世界史&宗教のツボ#5】世界史ベストブックス超解説

この連載では、週刊東洋経済に掲載された記事からcakes読者にお読みいただきたいテーマをピックアップしてお届けします。(提供元:東洋経済新報社)

※この記事の情報は、『週刊東洋経済』2019年12月2日発売当時のものです。

最強のリベラルアーツ「世界史」
世界史ベストブックス超解説

歴史著述家・宇山卓栄

ビジネスリーダーにとって、世界史は必須の教養。歴史を多面的・複眼的に理解するための名著を厳選して紹介する。

『世界史(上・下)』

ウィリアム・H・マクニール 著/増田義郎、佐々木昭夫 訳
(中公文庫/各1333円)

【ポイント】
・文明の相互作用が社会の変化を生む
・宗教が軸となり文明は形成される
・欧州の優位性は技術革新と民主革命

 なぜヨーロッパは、ほかの地域を支配するような優越的地位に就くことができたのか。西欧は産業革命の技術革新によって物的資源を総動員したのと同様に、民主革命によって国民徴兵制など、人的資源を総動員することに成功し、急激に強大化した。
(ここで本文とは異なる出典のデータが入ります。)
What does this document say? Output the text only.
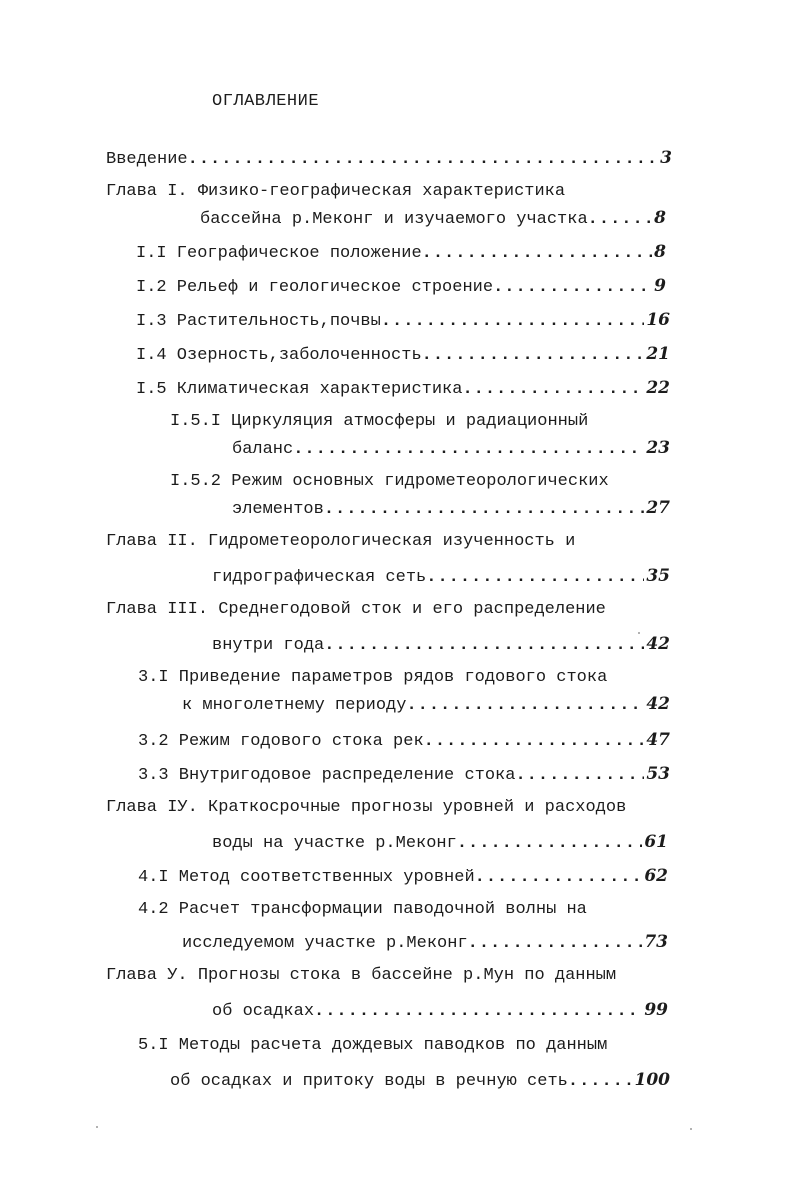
ОГЛАВЛЕНИЕ
Введение .....	3
Глава I. Физико-географическая характеристика
бассейна р.Меконг и изучаемого участка .....	8
I.I Географическое положение .....	8
I.2 Рельеф и геологическое строение .....	9
I.3 Растительность,почвы .....	16
I.4 Озерность,заболоченность .....	21
I.5 Климатическая характеристика .....	22
I.5.I Циркуляция атмосферы и радиационный
баланс .....	23
I.5.2 Режим основных гидрометеорологических
элементов .....	27
Глава II. Гидрометеорологическая изученность и
гидрографическая сеть .....	35
Глава III. Среднегодовой сток и его распределение
внутри года .....	42
3.I Приведение параметров рядов годового стока
к многолетнему периоду .....	42
3.2 Режим годового стока рек .....	47
3.3 Внутригодовое распределение стока .....	53
Глава IУ. Краткосрочные прогнозы уровней и расходов
воды на участке р.Меконг .....	61
4.I Метод соответственных уровней .....	62
4.2 Расчет трансформации паводочной волны на
исследуемом участке р.Меконг .....	73
Глава У. Прогнозы стока в бассейне р.Мун по данным
об осадках .....	99
5.I Методы расчета дождевых паводков по данным
об осадках и притоку воды в речную сеть .....	100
 文明の形成においては宗教が大きな求心力を持つ。近代以前、世界各地の諸文明は相互に影響を与え合いながら分立してきた。しかし近代以降、宗教が因習や束縛など発展を阻害する要因となり、それを合理主義で超克したヨーロッパだけが飛躍した。日本人は、こうした「ヨーロッパ文明の必然的な優位」をよく理解し、それを効率的に取り込むことに成功したアジア唯一の民族である。中国人はヨーロッパの技術や思想に関心を示さず、近代化の機会を自ら逸した。また中国の清王朝やインドのムガール帝国、オスマン帝国などの多民族国家は、民族主義による結束を図ることができず、侵略に対し脆弱であった。
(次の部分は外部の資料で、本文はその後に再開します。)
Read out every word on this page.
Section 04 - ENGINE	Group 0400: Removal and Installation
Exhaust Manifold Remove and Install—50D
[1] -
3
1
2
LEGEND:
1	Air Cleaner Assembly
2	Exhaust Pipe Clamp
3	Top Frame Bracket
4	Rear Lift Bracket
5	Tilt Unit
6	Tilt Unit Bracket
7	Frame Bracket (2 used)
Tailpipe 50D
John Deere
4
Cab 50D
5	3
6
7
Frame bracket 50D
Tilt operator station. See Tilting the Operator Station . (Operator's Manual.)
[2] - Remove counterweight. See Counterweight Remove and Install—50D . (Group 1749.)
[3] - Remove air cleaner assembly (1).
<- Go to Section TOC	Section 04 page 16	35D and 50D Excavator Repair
 本書が発表されたのは1967年。欧米中心主義への反発はポストモダンに結び付き、欧米の外にある価値や基準が見直されていた。マクニールはポストモダンを排し、ヨーロッパ文明の優位を歴史的に証明しようとした。当初は酷評された本書だが、ポストモダンがもたらす混迷へのアンチテーゼとして改めて評価されている。